Run the executable with /?
to see help on the command line parameters. This will show something like the following:
crawler.exe [--url url] [--outputfile filename] [--minutes X] [--paralleltasks X] [--requestdelay X] [--debuglogging true]
Options:
--url The URL to crawl.
--outputfile The CSV output file to create with the crawler results (optional).
--minutes Time in minutes to crawl the given site (optional).
--paralleltasks Number of tasks to use to crawl links in parallel (optional). Default is 10.
--requestdelay Number of milliseconds to wait after a request, to throttle request (optional). Default is 0.
--username Username to use when the site is using basic authentication (optional).
--password Password to use when the site is using basic authentication (optional).
--useragent A custom user agent string to use (optional).
--debugLogging Activate debug logging (optional).
Simple example:
crawler.exe --url https://awesomesite.com/ --outfile c:\temp\results.csv
You need to have the .NET Core 8.0 SDK installed to build this. You can use Visual Studio Community edition to build it.

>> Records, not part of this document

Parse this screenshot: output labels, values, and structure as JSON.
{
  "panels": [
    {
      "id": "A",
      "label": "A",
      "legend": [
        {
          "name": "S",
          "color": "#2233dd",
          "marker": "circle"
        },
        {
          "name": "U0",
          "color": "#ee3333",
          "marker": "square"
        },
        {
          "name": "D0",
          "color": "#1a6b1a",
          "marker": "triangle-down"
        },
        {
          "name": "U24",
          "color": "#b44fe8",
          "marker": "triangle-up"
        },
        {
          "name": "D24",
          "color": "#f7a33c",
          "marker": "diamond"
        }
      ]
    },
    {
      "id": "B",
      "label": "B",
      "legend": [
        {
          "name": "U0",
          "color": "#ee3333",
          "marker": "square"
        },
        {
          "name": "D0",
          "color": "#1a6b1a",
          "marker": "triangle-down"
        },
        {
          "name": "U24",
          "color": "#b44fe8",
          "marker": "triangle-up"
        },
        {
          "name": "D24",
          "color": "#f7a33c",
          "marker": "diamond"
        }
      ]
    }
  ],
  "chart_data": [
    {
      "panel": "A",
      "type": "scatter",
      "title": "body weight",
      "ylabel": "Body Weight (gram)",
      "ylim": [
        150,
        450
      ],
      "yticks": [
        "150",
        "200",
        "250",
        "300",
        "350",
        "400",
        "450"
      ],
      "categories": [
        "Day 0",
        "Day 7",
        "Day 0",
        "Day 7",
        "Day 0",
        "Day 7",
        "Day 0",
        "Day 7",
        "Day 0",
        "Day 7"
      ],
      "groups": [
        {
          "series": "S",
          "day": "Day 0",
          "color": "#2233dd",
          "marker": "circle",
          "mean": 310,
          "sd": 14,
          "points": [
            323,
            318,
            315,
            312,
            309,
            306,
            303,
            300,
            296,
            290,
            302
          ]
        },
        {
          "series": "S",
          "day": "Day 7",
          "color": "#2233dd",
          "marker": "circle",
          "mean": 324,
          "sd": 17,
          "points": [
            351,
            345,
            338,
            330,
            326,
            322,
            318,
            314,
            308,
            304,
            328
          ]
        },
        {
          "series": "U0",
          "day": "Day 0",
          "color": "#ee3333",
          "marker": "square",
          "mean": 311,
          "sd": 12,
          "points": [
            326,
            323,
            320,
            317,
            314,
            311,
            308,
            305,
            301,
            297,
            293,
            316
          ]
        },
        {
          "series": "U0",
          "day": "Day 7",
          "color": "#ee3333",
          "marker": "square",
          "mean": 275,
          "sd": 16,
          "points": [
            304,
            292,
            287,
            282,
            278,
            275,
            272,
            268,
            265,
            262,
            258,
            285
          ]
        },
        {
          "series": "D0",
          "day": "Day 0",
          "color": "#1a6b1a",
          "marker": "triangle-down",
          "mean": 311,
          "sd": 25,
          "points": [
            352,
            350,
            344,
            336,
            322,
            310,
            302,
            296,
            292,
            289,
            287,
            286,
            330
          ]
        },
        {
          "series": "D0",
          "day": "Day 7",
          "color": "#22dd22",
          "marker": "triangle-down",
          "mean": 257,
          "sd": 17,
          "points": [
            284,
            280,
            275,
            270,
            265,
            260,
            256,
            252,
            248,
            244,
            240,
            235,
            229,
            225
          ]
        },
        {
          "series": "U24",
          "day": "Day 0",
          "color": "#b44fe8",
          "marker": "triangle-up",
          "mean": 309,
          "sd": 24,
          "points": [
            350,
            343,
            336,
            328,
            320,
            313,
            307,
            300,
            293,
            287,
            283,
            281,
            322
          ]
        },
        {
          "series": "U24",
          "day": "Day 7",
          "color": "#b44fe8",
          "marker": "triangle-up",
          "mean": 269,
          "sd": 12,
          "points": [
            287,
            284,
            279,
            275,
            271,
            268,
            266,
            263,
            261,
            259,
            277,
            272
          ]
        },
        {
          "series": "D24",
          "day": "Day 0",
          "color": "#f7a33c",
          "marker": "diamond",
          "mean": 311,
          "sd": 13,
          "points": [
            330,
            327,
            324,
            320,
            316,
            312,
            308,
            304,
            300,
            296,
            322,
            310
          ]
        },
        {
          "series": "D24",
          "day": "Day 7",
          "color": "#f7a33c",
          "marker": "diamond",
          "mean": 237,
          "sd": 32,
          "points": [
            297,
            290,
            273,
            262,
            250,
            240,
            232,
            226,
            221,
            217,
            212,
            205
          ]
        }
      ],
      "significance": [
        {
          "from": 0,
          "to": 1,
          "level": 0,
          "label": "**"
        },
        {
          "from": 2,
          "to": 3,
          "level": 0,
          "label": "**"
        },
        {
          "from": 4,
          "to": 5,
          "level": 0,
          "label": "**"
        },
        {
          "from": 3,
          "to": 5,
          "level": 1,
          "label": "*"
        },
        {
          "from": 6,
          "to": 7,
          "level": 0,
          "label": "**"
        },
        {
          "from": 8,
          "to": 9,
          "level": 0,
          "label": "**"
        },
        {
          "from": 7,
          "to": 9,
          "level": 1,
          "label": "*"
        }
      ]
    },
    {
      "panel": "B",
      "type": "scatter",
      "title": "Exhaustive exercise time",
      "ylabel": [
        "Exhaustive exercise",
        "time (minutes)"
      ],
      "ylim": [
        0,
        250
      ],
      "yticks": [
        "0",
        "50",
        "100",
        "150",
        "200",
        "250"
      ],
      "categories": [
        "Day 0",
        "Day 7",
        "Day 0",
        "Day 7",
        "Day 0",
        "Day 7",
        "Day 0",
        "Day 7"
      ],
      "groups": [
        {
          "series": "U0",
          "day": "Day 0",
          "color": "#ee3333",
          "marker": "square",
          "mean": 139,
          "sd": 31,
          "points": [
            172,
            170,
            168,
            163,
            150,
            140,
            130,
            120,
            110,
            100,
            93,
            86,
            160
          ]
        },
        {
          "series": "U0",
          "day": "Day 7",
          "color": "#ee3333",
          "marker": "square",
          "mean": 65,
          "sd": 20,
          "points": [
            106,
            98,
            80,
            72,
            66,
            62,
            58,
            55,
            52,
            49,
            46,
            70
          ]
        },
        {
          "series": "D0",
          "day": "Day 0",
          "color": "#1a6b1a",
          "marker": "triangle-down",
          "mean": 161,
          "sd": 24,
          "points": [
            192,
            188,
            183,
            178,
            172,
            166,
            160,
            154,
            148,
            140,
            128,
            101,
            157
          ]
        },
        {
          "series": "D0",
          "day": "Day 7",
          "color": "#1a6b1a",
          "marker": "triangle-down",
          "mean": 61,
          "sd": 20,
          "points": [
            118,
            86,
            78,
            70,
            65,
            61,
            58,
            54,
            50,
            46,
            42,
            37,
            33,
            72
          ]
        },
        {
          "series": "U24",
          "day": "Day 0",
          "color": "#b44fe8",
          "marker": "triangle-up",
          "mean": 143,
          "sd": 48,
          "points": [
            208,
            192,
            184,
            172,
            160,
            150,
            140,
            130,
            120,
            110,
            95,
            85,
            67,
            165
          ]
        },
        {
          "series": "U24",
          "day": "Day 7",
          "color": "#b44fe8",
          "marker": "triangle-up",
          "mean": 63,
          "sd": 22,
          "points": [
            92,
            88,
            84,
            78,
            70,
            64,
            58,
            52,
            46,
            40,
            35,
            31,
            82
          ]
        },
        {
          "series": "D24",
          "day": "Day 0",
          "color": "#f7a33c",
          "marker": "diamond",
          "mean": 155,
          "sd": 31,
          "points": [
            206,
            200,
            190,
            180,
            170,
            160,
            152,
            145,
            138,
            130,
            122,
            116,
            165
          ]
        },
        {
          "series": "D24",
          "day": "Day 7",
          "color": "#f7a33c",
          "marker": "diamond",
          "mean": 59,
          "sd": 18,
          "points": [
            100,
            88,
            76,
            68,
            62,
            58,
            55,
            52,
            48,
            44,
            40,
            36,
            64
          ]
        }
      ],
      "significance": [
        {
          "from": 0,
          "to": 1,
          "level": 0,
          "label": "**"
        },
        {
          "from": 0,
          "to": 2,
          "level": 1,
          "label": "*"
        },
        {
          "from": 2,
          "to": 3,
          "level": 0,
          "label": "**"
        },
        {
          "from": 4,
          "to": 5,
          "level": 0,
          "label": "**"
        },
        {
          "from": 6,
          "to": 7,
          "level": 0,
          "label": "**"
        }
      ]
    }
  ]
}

There are 3 way to build the project.
- Use Visual Studio.
- Run the
build.ps1
script to build and zip the packages. - Use the
dotnet
tool from the command line:dotnet build Crawler.sln
There's a CrawlSite
web site project which you can run to test the basic functionality of the crawler on. It contains edge cases, bad links, and binary files.
Run the project from VS by starting with multiple startup projects, and let the crawler do it's thing on it.
It should:
- Crawl all links.
- Not get stuck in a loop.
- Not download the non-HTML files.
- Not fail on bad links, or anchor links.